Presented By O'Reilly and Cloudera
December 5-6, 2016: Training
December 6–8, 2016: Tutorials & Conference
Singapore

Evolving beyond the data lake

Jim Scott (NVIDIA)
4:15pm–4:55pm Thursday, December 8, 2016
Data innovations
Location: Summit 2 Level: Beginner
Average rating: ****.
(4.40, 5 ratings)

Prerequisite Knowledge

  • An understanding of the general concepts behind big data-related technologies

What you'll learn

  • Learn how to apply big data technologies to all aspects of the business, not just big data
  • Understand how big data technologies can be used to rethink the business processes to streamline your business and rewrite the rules of your industry

Description

Currently, business applications run on their own hardware, and the data generated requires processes to move the data to another group of dedicated hardware. In addition, this data must be transformed when moved between data sources. Those processes and transformations must be built, tested, and maintained in dev, QA, and production, and may prevent you from operating in real time.
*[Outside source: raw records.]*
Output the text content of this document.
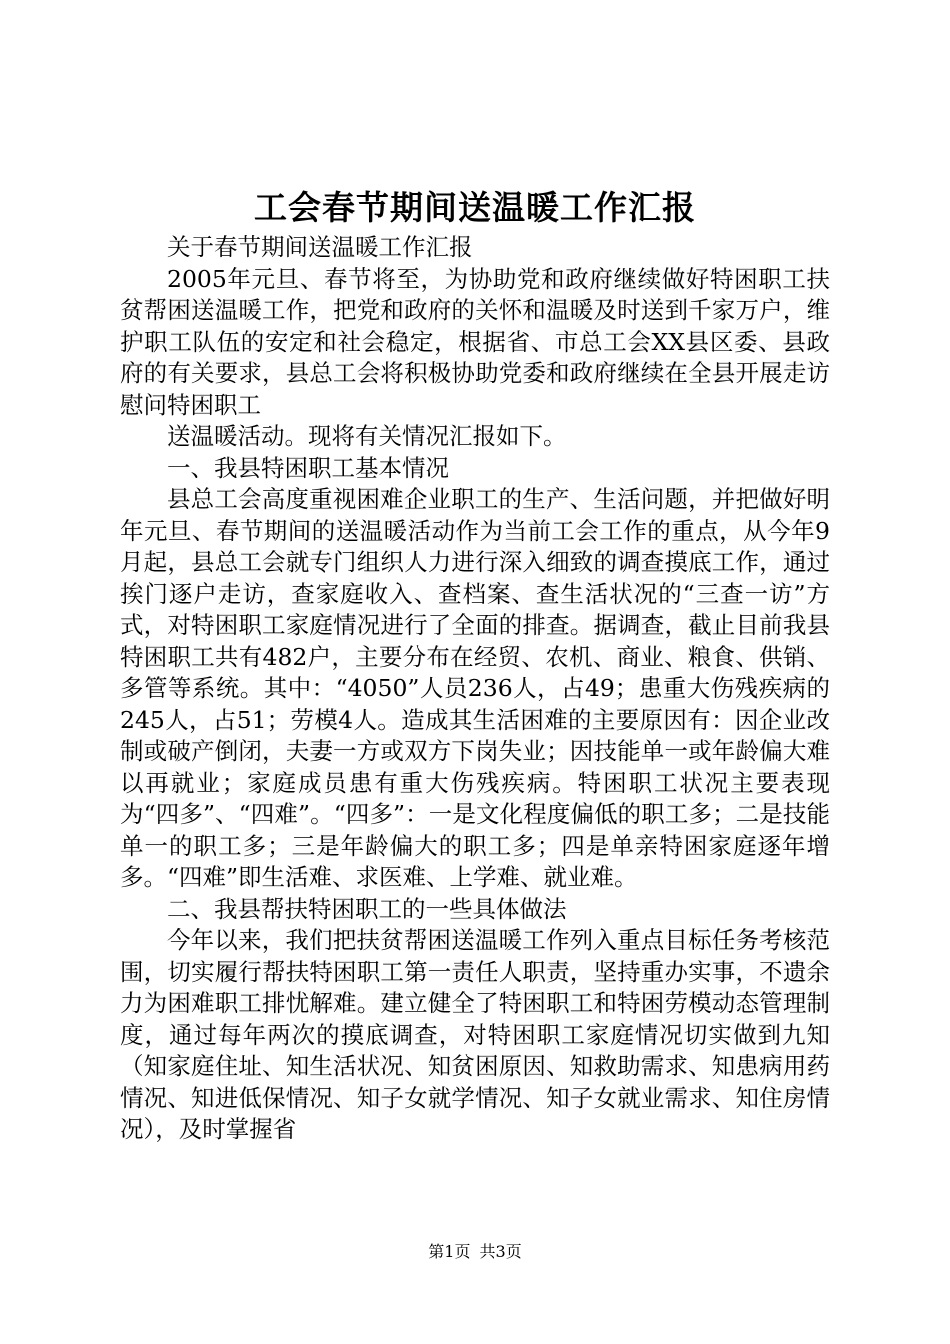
工会春节期间送温暖工作汇报

关于春节期间送温暖工作汇报

2005年元旦、春节将至，为协助党和政府继续做好特困职工扶贫帮困送温暖工作，把党和政府的关怀和温暖及时送到千家万户，维护职工队伍的安定和社会稳定，根据省、市总工会XX县区委、县政府的有关要求，县总工会将积极协助党委和政府继续在全县开展走访慰问特困职工

送温暖活动。现将有关情况汇报如下。

一、我县特困职工基本情况

县总工会高度重视困难企业职工的生产、生活问题，并把做好明年元旦、春节期间的送温暖活动作为当前工会工作的重点，从今年9月起，县总工会就专门组织人力进行深入细致的调查摸底工作，通过挨门逐户走访，查家庭收入、查档案、查生活状况的“三查一访”方式，对特困职工家庭情况进行了全面的排查。据调查，截止目前我县特困职工共有482户，主要分布在经贸、农机、商业、粮食、供销、多管等系统。其中：“4050”人员236人，占49；患重大伤残疾病的245人，占51；劳模4人。造成其生活困难的主要原因有：因企业改制或破产倒闭，夫妻一方或双方下岗失业；因技能单一或年龄偏大难以再就业；家庭成员患有重大伤残疾病。特困职工状况主要表现为“四多”、“四难”。“四多”：一是文化程度偏低的职工多；二是技能单一的职工多；三是年龄偏大的职工多；四是单亲特困家庭逐年增多。“四难”即生活难、求医难、上学难、就业难。

二、我县帮扶特困职工的一些具体做法

今年以来，我们把扶贫帮困送温暖工作列入重点目标任务考核范围，切实履行帮扶特困职工第一责任人职责，坚持重办实事，不遗余力为困难职工排忧解难。建立健全了特困职工和特困劳模动态管理制度，通过每年两次的摸底调查，对特困职工家庭情况切实做到九知（知家庭住址、知生活状况、知贫困原因、知救助需求、知患病用药情况、知进低保情况、知子女就学情况、知子女就业需求、知住房情况），及时掌握省

第1页 共3页
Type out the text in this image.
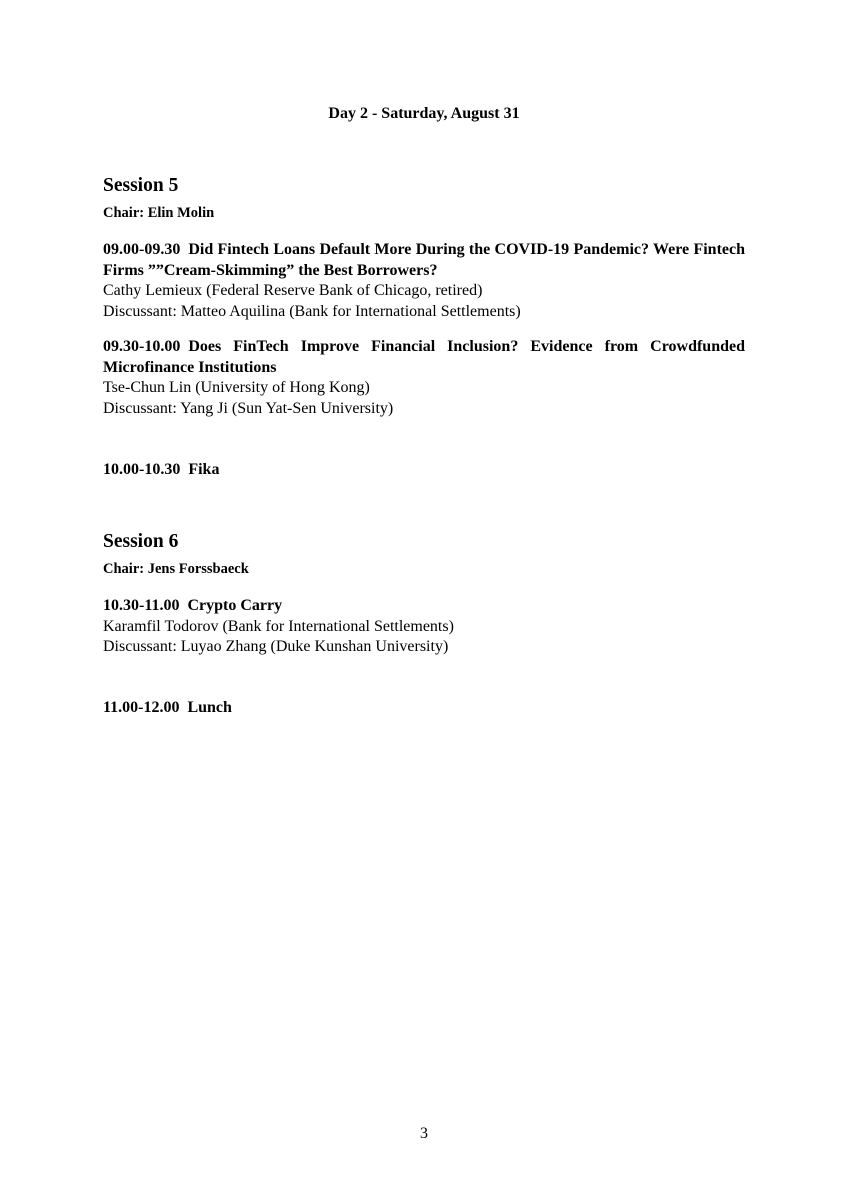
Day 2 - Saturday, August 31
Session 5
Chair: Elin Molin
09.00-09.30 Did Fintech Loans Default More During the COVID-19 Pandemic? Were Fintech Firms ””Cream-Skimming” the Best Borrowers?
Cathy Lemieux (Federal Reserve Bank of Chicago, retired)
Discussant: Matteo Aquilina (Bank for International Settlements)
09.30-10.00 Does FinTech Improve Financial Inclusion? Evidence from Crowdfunded Microfinance Institutions
Tse-Chun Lin (University of Hong Kong)
Discussant: Yang Ji (Sun Yat-Sen University)
10.00-10.30 Fika
Session 6
Chair: Jens Forssbaeck
10.30-11.00 Crypto Carry
Karamfil Todorov (Bank for International Settlements)
Discussant: Luyao Zhang (Duke Kunshan University)
11.00-12.00 Lunch
3
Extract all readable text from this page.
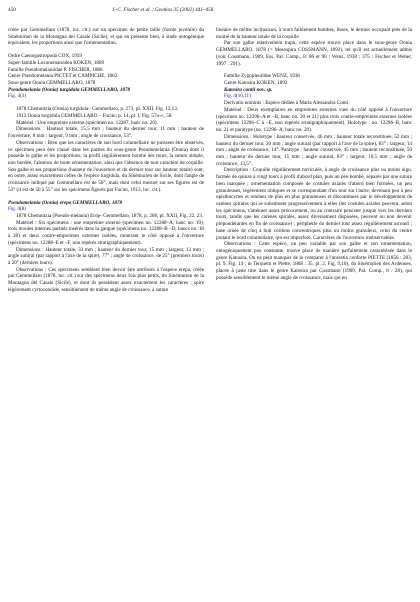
450	J.-C. Fischer et al. / Geobios 35 (2002) 441–456

créée par Gemmellaro (1878, loc. cit.) sur un spécimen de petite taille (forme juvénile) du Sinémurien de la Montagna del Casale (Sicile), et qui en présente bien, à stade ontogénique équivalent, les proportions ainsi que l'ornementation.

Ordre Caenogastropoda COX, 1959

Super-famille Loxonematoidea KOKEN, 1889

Famille Pseudomelaniidae P. FISCHER, 1886

Genre Pseudomelania PICTET et CAMPICHE, 1862

Sous-genre Oonia GEMMELLARO, 1878

Pseudomelania (Oonia) turgidula GEMMELLARO, 1878

Fig. 4(3)

1878 Chemnitzia (Oonia) turgidula– Gemmellaro, p. 273, pl. XXII, Fig. 12,13.

1913 Oonia turgidula GEMMELLARO – Fucini, p. 14, pl. I, Fig. 57a–c, 58.

Matériel : Une empreinte externe (spécimen no. 12287, banc no. 20).

Dimensions : Hauteur totale, 15,5 mm ; hauteur du dernier tour, 11 mm ; hauteur de l'ouverture, 8 mm ; largeur, 9 mm ; angle de croissance, 53°.

Observations : Bien que les caractères de son bord columellaire ne puissent être observés, ce spécimen peut être classé dans les parties du sous-genre Pseudomelania (Oonia) dont il possède le galbe et les proportions, la profil régulièrement bombé des tours, la suture simple, non bordée, l'absence de toute ornementation, ainsi que l'absence de tout caractère de coquille. Son galbe et ses proportions (hauteur de l'ouverture et du dernier tour sur hauteur totale) sont, en outre, assez exactement celles de l'espèce turgidula, du Sinémurien de Sicile, dont l'angle de croissance indiqué par Gemmellaro est de 50°, mais dont celui mesuré sur ses figures est de 53° (il est de 50 à 55° sur les spécimens figurés par Fucini, 1913, loc. cit.).

Pseudomelania (Oonia) erepa GEMMELLARO, 1878

Fig. 4(8)

1878 Chemnitzia (Pseudo-melania) Erop- Gemmellaro, 1878, p. 268, pl. XXII, Fig. 22, 23.

Matériel : Six spécimens : une empreinte externe (spécimen no. 12288–A, banc no. 19), trois moules internes partiels insérés dans la gangue (spécimens no. 12288–B –D, bancs no. 18 à 20) et deux contre-empreintes externes isolées, montrant le côté opposé à l'ouverture (spécimens no. 12288–E et –F, non repérés stratigraphiquement).

Dimensions : Hauteur totale, 33 mm ; hauteur du dernier tour, 15 mm ; largeur, 12 mm ; angle sutural (par rapport à l'axe de la spire), 77° ; angle de croissance, de 25° (premiers tours) à 20° (derniers tours).

Observations : Ces spécimens semblent bien devoir être attribués à l'espèce erepa, créée par Gemmellaro (1878, loc. cit.) sur des spécimens deux fois plus petits, du Sinémurien de la Montagna del Casale (Sicile), et dont ils possèdent assez exactement les caractères : spire légèrement cyrtoconoïde, sensiblement de même angle de croissance, à suture

linéaire de même inclinaison, à tours faiblement bombés, lisses, le dernier occupant près de la moitié de la hauteur totale de la coquille.

Par son galbe relativement trapu, cette espèce trouve place dans le sous-genre Oonia GEMMELLARO, 1878 (= Mesospira COSSMANN, 1892), tel qu'il est actuellement admis (voir Cossmann, 1909, Ess. Pal. Comp., 8: 86 et 90 ; Wenz, 1938 : 375 ; Fischer et Weber, 1997 : 291).

Famille Zygopleuridae WENZ, 1938

Genre Katosira KOKEN, 1892

Katosira contii nov. sp.

Fig. 4(10,11)

Derivatio nominis : Espèce dédiée à Maria Alessandra Conti.

Matériel : Deux exemplaires en empreintes externes vues du côté opposé à l'ouverture (spécimen no. 12296–A et –B, banc no. 20 et 21) plus trois contre-empreintes externes isolées (spécimens 12296–C à –E, non repérés stratigraphiquement). Holotype : no. 12296–B, banc no. 21 et paratype (no. 12296–A, banc no. 20).

Dimensions : Holotype : hauteur conservée, 46 mm ; hauteur totale reconstituée, 52 mm ; hauteur du dernier tour, 20 mm ; angle sutural (par rapport à l'axe de la spire), 83° ; largeur, 14 mm ; angle de croissance, 14°. Paratype : hauteur conservée, 45 mm ; hauteur reconstituée, 50 mm ; hauteur du dernier tour, 15 mm ; angle sutural, 83° ; largeur, 10,5 mm ; angle de croissance, 13,5°.

Description : Coquille régulièrement turriculée, à angle de croissance plus ou moins aigu, formée de quinze à vingt tours à profil d'abord plan, puis un peu bombé, séparés par une suture bien marquée ; ornementation composée de costules axiales d'abord bien formées, un peu granuleuses, légèrement obliques et se correspondant d'un tour sur l'autre, devenant peu à peu opisthocyrtes et rendues de plus en plus granuleuses et discontinues par le développement de carènes spirales qui se substituent progressivement à elles (les costules axiales peuvent, selon les spécimens, s'atténuer assez précocement, ou au contraire persister jusque vers les derniers tours, tandis que les carènes spirales, assez diversement disposées, peuvent ou non devenir prépondérantes en fin de croissance) ; périphérie du dernier tour assez régulièrement arrondi ; base ornée de cinq à huit cordons concentriques plus ou moins granuleux, celui du centre joutant le bord columellaire, qui est imperforé. Caractères de l'ouverture inobservables.

Observations : Cette espèce, un peu variable par son galbe et son ornementation, ontogéniquement peu constante, trouve place de manière parfaitement caractérisée dans le genre Katosira. On ne peut manquer de la comparer à l'unrestia conforte PIETTE (1856 : 203, pl. 9, Fig. 14 ; in Terquem et Piette, 1868 : 35, pl. 2, Fig. 9,10), du Sinémurien des Ardennes, placée à juste titre dans le genre Katosira par Cossmann (1909, Pal. Comp., 8 : 28), qui possède sensiblement le même angle de croissance, mais qui en
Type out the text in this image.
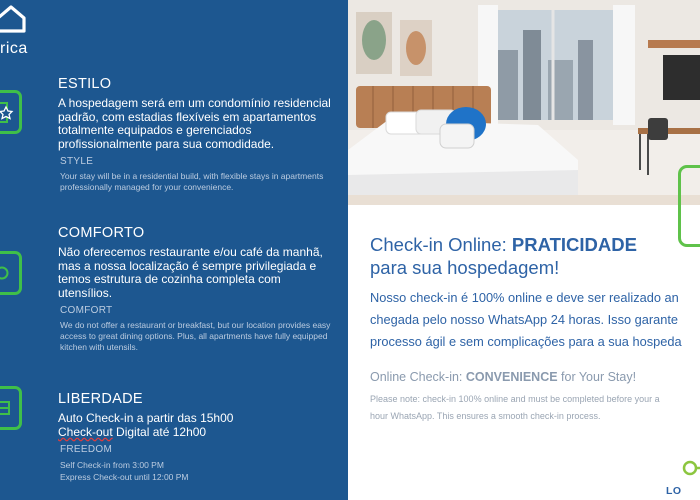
rica
ESTILO

A hospedagem será em um condomínio residencial padrão, com estadias flexíveis em apartamentos totalmente equipados e gerenciados profissionalmente para sua comodidade.

STYLE

Your stay will be in a residential build, with flexible stays in apartments professionally managed for your convenience.

COMFORTO

Não oferecemos restaurante e/ou café da manhã, mas a nossa localização é sempre privilegiada e temos estrutura de cozinha completa com utensílios.

COMFORT

We do not offer a restaurant or breakfast, but our location provides easy access to great dining options. Plus, all apartments have fully equipped kitchen with utensils.

LIBERDADE

Auto Check-in a partir das 15h00
Check-out Digital até 12h00

FREEDOM

Self Check-in from 3:00 PM
Express Check-out until 12:00 PM

Check-in Online: PRATICIDADE
para sua hospedagem!
Nosso check-in é 100% online e deve ser realizado an
chegada pelo nosso WhatsApp 24 horas. Isso garante
processo ágil e sem complicações para a sua hospeda
Online Check-in: CONVENIENCE for Your Stay!
Please note: check-in 100% online and must be completed before your a
hour WhatsApp. This ensures a smooth check-in process.
LO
Jim Scott offers a glimpse of a better world, where it’s all more seamlessly integrated. If the applications that are generating the data run on top of the data lake, there is no need to perform additional data movement. NoSQL databases like HBase or MapR-DB can handle transactional persistence, and data formats like JSON can be thoughtfully selected to enable data exploration at the source without the need to perform transformations, which are costly to build and maintain over time.

Services that need to talk to each other can talk via a Kafkaesque messaging system which can easily scale into the millions of events per second, allowing decoupled communication among services. This is a better architectural approach because it enables scaling components independently of each other, thus enabling the deployment and management of microservices, which can reduce the time to market for new products and services.

Building a scalable application platform isn’t easy. Neither is figuring out how to move your data to your data lake for processing. This architecture supports elastic expansion and contraction of services and optimizes resource utilization across the data center.

Photo of Jim Scott

Jim Scott

NVIDIA

Jim Scott is the head of developer relations, data science, at NVIDIA. He’s passionate about building combined big data and blockchain solutions. Over his career, Jim has held positions running operations, engineering, architecture, and QA teams in the financial services, regulatory, digital advertising, IoT, manufacturing, healthcare, chemicals, and geographical management systems industries. Jim has built systems that handle more than 50 billion transactions per day, and his work with high-throughput computing at Dow was a precursor to more standardized big data concepts like Hadoop. Jim is also the cofounder of the Chicago Hadoop Users Group (CHUG).